Monday, July 27, 2009

Greetings from Malaysia!

It's always difficult coming in on the end of such a strong line-up of writers. They've set such a high standard and you wonder if you're capable of sustaining that. I suppose only time will tell.

So, I'm back home in Malaysia after wandering a few continents for the past couple of decades. And it's been, and continues to be, relatively difficult. There's an old adage -- you can never go back. And it's true. If you've ever left your hometown, then you'll start to pick up little quirks of thought, emotion or action that are foreign to the person you used to be. You'll change. And, when you go back, (depending, of course, on how long you've been away) you'll realise that those changes are enough to perhaps permanently set you apart from your original community. As it has done for me.

Maybe that's why I'm so comfortable writing about aliens and otherwordly landscapes. Because, no matter where I am, I feel like an alien myself. It can be due to the colour of my skin, or the accent in my voice. Home in Malaysia, it's definitely a different way of thinking, including a faster, more abrupt (impatient) way of talking. The locals can tell the minute I open my mouth that I don't really come from around here. Not recently, at any rate.

But what's interesting is also the flip side. I've visited and lived in a variety of countries and had to battle the strange new way of doing things, from examining the labels on unfamiliar-looking groceries (and, believe me, no matter how similar the country to the one you've just come from, there are always going to be several items that completely stump your ability to comprehend), to grappling with a new set of annoying banks, to negotiating the local post office protocols. The language is different -- even if it's English! -- the terrain is different, the smell is different. Yet, the one thing that remains the same are the people themselves.

We all have the same basic dreams, the same wishes for our children, the same hopes for our societies. It's been like this for millennia too because, in reading letters and memoirs from centuries ago, I find a commonality that's startling and, sometimes, depressing. (Haven't we moved beyond [fill in your own pet peeve] yet?) The affirmation part of the equation, though, is what I find so compelling about writing romance. Our humanity is universal, and that is exactly what I feel I'm trying to plug into whenever I sit down and attempt to pen a story.

So, for an alien peering through many windows and -- beyond the surface differences -- seeing the same things, I suppose writing something like science-fiction romance is a natural choice. At least, that's the way I look at it.


Jewel Amethyst said...

I can relate to that. Having left my native country sometime back I realize when I go back, it is just not the same. And part of it is me. My expectations have changed. And I want it to be like when I was growing up. Impossible

Maria Zannini said...

This is so true. I had the very same experience when I went back to visit Chicago after having lived in SE Texas for a couple of years. I felt like a pariah. I no longer belonged. Even my family seemed unfamiliar.

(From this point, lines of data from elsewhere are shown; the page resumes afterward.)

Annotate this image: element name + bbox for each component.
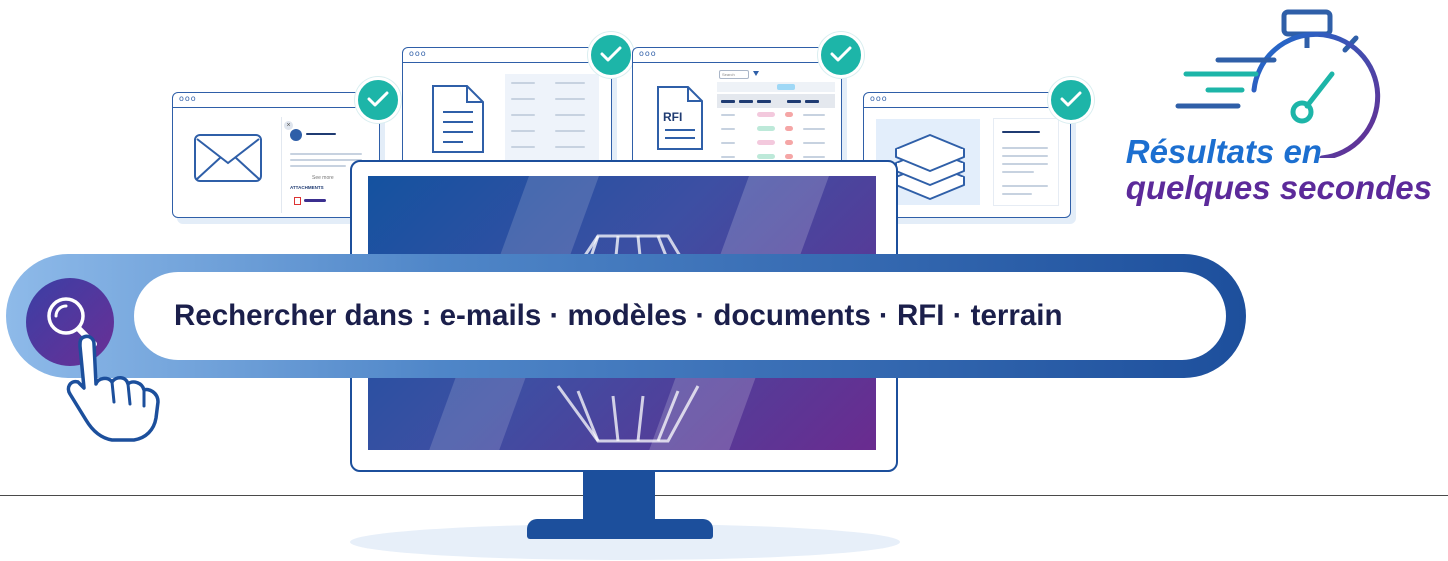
- filter-icon: [753, 71, 759, 76]
- monitor-stand-neck: [583, 469, 655, 524]
- tagline: Résultats en quelques secondes: [1126, 134, 1432, 206]
- search-bar[interactable]: Rechercher dans : e-mails · modèles · do…: [6, 254, 1246, 378]
- pdf-icon: [294, 197, 301, 205]
- window-dots: ooo: [179, 94, 197, 103]
- ground-line: [0, 495, 1448, 496]
- avatar: [290, 129, 302, 141]
- check-icon: [588, 32, 634, 78]
- envelope-icon: [194, 134, 262, 182]
- check-icon: [818, 32, 864, 78]
- check-icon: [355, 77, 401, 123]
- close-icon: ×: [284, 121, 293, 130]
- see-more-link: See more: [312, 175, 334, 181]
- rfi-search-input: Search: [719, 70, 749, 79]
- tagline-line-1: Résultats en: [1125, 133, 1322, 170]
- email-window: ooo × See more ATTACHMENTS: [172, 92, 380, 218]
- pointer-hand-icon: [66, 334, 160, 442]
- window-dots: ooo: [639, 49, 657, 58]
- window-dots: ooo: [409, 49, 427, 58]
- model-details-panel: [994, 119, 1058, 205]
- tagline-line-2: quelques secondes: [1125, 169, 1432, 206]
- attachments-label: ATTACHMENTS: [290, 185, 324, 190]
- rfi-badge: RFI: [663, 110, 683, 124]
- search-label: Rechercher dans : e-mails · modèles · do…: [174, 299, 1063, 332]
- monitor-stand-base: [527, 519, 713, 539]
- document-icon: [432, 85, 484, 153]
- layers-icon: [895, 134, 965, 200]
- search-field[interactable]: Rechercher dans : e-mails · modèles · do…: [134, 272, 1226, 360]
- window-dots: ooo: [870, 94, 888, 103]
- check-icon: [1048, 77, 1094, 123]
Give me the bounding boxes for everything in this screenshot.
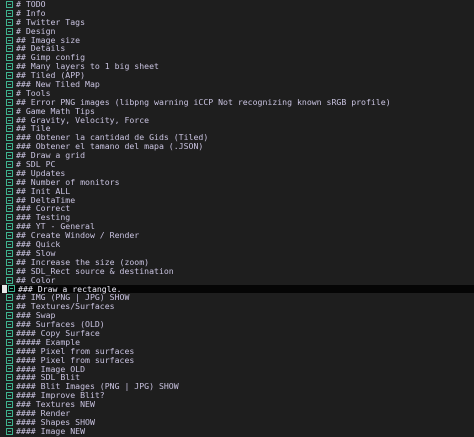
collapse-toggle-icon[interactable] — [6, 374, 13, 382]
collapse-toggle-icon[interactable] — [8, 285, 15, 293]
collapse-toggle-icon[interactable] — [6, 169, 13, 177]
collapse-toggle-icon[interactable] — [6, 0, 13, 8]
collapse-toggle-icon[interactable] — [6, 18, 13, 26]
collapse-toggle-icon[interactable] — [6, 125, 13, 133]
collapse-toggle-icon[interactable] — [6, 294, 13, 302]
collapse-toggle-icon[interactable] — [6, 338, 13, 346]
collapse-toggle-icon[interactable] — [6, 187, 13, 195]
collapse-toggle-icon[interactable] — [6, 392, 13, 400]
outline-item[interactable]: ## Textures/Surfaces — [0, 302, 474, 311]
outline-item[interactable]: # Twitter Tags — [0, 17, 474, 27]
collapse-toggle-icon[interactable] — [6, 240, 13, 248]
collapse-toggle-icon[interactable] — [6, 312, 13, 320]
outline-item[interactable]: ## Draw a grid — [0, 151, 474, 160]
collapse-toggle-icon[interactable] — [6, 45, 13, 53]
text-cursor — [2, 284, 7, 293]
collapse-toggle-icon[interactable] — [6, 267, 13, 275]
collapse-toggle-icon[interactable] — [6, 80, 13, 88]
collapse-toggle-icon[interactable] — [6, 383, 13, 391]
collapse-toggle-icon[interactable] — [6, 418, 13, 426]
collapse-toggle-icon[interactable] — [6, 214, 13, 222]
collapse-toggle-icon[interactable] — [6, 249, 13, 257]
collapse-toggle-icon[interactable] — [6, 303, 13, 311]
collapse-toggle-icon[interactable] — [6, 347, 13, 355]
outline-item[interactable]: ## Image size — [0, 35, 474, 45]
collapse-toggle-icon[interactable] — [6, 223, 13, 231]
collapse-toggle-icon[interactable] — [6, 36, 13, 44]
collapse-toggle-icon[interactable] — [6, 258, 13, 266]
collapse-toggle-icon[interactable] — [6, 276, 13, 284]
collapse-toggle-icon[interactable] — [6, 9, 13, 17]
outline-item[interactable]: ### New Tiled Map — [0, 80, 474, 89]
collapse-toggle-icon[interactable] — [6, 116, 13, 124]
collapse-toggle-icon[interactable] — [6, 329, 13, 337]
collapse-toggle-icon[interactable] — [6, 365, 13, 373]
collapse-toggle-icon[interactable] — [6, 107, 13, 115]
outline-item[interactable]: ## Create Window / Render — [0, 231, 474, 240]
outline-item[interactable]: # SDL PC — [0, 160, 474, 169]
collapse-toggle-icon[interactable] — [6, 63, 13, 71]
outline-list: # TODO # Info # Twitter Tags # Design ## Ima… — [0, 0, 474, 437]
collapse-toggle-icon[interactable] — [6, 27, 13, 35]
collapse-toggle-icon[interactable] — [6, 152, 13, 160]
collapse-toggle-icon[interactable] — [6, 98, 13, 106]
outline-item[interactable]: ## Gravity, Velocity, Force — [0, 115, 474, 125]
collapse-toggle-icon[interactable] — [6, 409, 13, 417]
collapse-toggle-icon[interactable] — [6, 178, 13, 186]
collapse-toggle-icon[interactable] — [6, 321, 13, 328]
outline-item[interactable]: ## DeltaTime — [0, 195, 474, 205]
outline-item[interactable]: ### Quick — [0, 240, 474, 249]
collapse-toggle-icon[interactable] — [6, 89, 13, 97]
outline-item-label: #### Image NEW — [16, 425, 86, 436]
outline-item[interactable]: ## Number of monitors — [0, 177, 474, 187]
collapse-toggle-icon[interactable] — [6, 143, 13, 151]
collapse-toggle-icon[interactable] — [6, 54, 13, 62]
collapse-toggle-icon[interactable] — [6, 356, 13, 364]
collapse-toggle-icon[interactable] — [6, 196, 13, 204]
outline-item[interactable]: ## SDL_Rect source & destination — [0, 266, 474, 276]
outline-item[interactable]: #### Image NEW — [0, 425, 474, 436]
outline-item[interactable]: # TODO — [0, 0, 474, 9]
collapse-toggle-icon[interactable] — [6, 232, 13, 240]
collapse-toggle-icon[interactable] — [6, 427, 13, 435]
outline-item[interactable]: ### Textures NEW — [0, 400, 474, 409]
collapse-toggle-icon[interactable] — [6, 205, 13, 213]
collapse-toggle-icon[interactable] — [6, 401, 13, 409]
collapse-toggle-icon[interactable] — [6, 72, 13, 80]
collapse-toggle-icon[interactable] — [6, 160, 13, 168]
outline-item[interactable]: ### Correct — [0, 204, 474, 213]
collapse-toggle-icon[interactable] — [6, 134, 13, 142]
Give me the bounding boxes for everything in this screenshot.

Once I got over the shock, it made it that much easier to embrace my new home in Texas.

Kaz Augustin said...

I could be a bit flip here and say that, in the end, it's all grist for the creative mill, but that's exactly true, isn't it? It's interesting the things that prod our muse.

Liane Spicer said...

I've always felt apart, 'alien', even in my own country. It's paradoxical but probably because of this distance I've never doubted that I could make myself at home anywhere. The differences are all superficial, the similarities universal.

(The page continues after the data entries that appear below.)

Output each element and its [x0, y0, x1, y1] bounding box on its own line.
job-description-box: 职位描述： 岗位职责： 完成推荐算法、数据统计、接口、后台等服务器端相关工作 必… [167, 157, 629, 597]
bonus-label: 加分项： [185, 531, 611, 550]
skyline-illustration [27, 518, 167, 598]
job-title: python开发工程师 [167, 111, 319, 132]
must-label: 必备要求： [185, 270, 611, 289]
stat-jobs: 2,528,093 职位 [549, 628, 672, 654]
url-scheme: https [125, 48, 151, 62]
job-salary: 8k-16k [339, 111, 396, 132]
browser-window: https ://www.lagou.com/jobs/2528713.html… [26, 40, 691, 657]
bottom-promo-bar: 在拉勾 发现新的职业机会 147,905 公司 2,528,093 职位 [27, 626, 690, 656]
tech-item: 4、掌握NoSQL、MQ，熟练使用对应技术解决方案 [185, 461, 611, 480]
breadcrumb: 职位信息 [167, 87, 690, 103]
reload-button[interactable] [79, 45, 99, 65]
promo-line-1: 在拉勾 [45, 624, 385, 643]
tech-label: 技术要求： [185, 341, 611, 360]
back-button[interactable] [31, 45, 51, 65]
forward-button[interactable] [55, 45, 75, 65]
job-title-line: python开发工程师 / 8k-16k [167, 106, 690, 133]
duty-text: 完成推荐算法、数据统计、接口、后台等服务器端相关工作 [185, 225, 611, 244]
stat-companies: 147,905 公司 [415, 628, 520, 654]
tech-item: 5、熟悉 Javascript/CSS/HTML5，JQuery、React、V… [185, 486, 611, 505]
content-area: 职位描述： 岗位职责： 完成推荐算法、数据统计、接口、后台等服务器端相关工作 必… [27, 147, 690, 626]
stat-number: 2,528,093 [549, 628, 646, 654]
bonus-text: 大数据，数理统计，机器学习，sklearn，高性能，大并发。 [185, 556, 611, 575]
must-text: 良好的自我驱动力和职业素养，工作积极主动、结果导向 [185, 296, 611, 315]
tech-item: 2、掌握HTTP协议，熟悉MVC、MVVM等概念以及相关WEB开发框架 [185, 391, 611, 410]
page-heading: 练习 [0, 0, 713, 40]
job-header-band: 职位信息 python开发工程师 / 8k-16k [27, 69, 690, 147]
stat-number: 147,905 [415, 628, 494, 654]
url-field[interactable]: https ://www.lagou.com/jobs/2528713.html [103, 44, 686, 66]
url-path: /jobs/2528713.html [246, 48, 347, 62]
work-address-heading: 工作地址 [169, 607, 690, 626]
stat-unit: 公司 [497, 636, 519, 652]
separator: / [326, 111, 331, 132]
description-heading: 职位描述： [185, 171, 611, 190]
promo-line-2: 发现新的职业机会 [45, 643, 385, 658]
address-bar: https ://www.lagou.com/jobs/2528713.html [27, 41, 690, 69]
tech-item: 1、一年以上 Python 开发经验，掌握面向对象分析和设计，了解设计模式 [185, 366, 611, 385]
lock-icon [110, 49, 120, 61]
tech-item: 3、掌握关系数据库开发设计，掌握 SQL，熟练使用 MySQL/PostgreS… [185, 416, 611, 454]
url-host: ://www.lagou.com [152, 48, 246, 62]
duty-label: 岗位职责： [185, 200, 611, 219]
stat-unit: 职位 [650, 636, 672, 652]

And yeah, I often feel that as a species we've learned nothing over the last few thousand years.

Phyllis Bourne said...

Like Maria, I'm from Chicago, but I haven't lived there since I graduated high school.

It's different. I'm different. I just don't really fit in, and when I visit I usually can't wait to leave.

KeVin K. said...

I grew up in Florida. I left the year Disney arrived. If youy want to see the Florida I remember -- the place I think of when I say 'Florida' -- you have to read a Travis McGee novel from the 60s or 70s.

As a partner in an interracial family in the American South, I often find myself on the outside of things. There's a glass bubble effect.

But I often wonder whether this sense of alien, this sense of no longer being a part of what we once were, is not a function of the world changing or even of the choices we have made but of the natural arc of human growth. Whatever its cause, I suspect it is another universal. Something we all share whether we want to or not.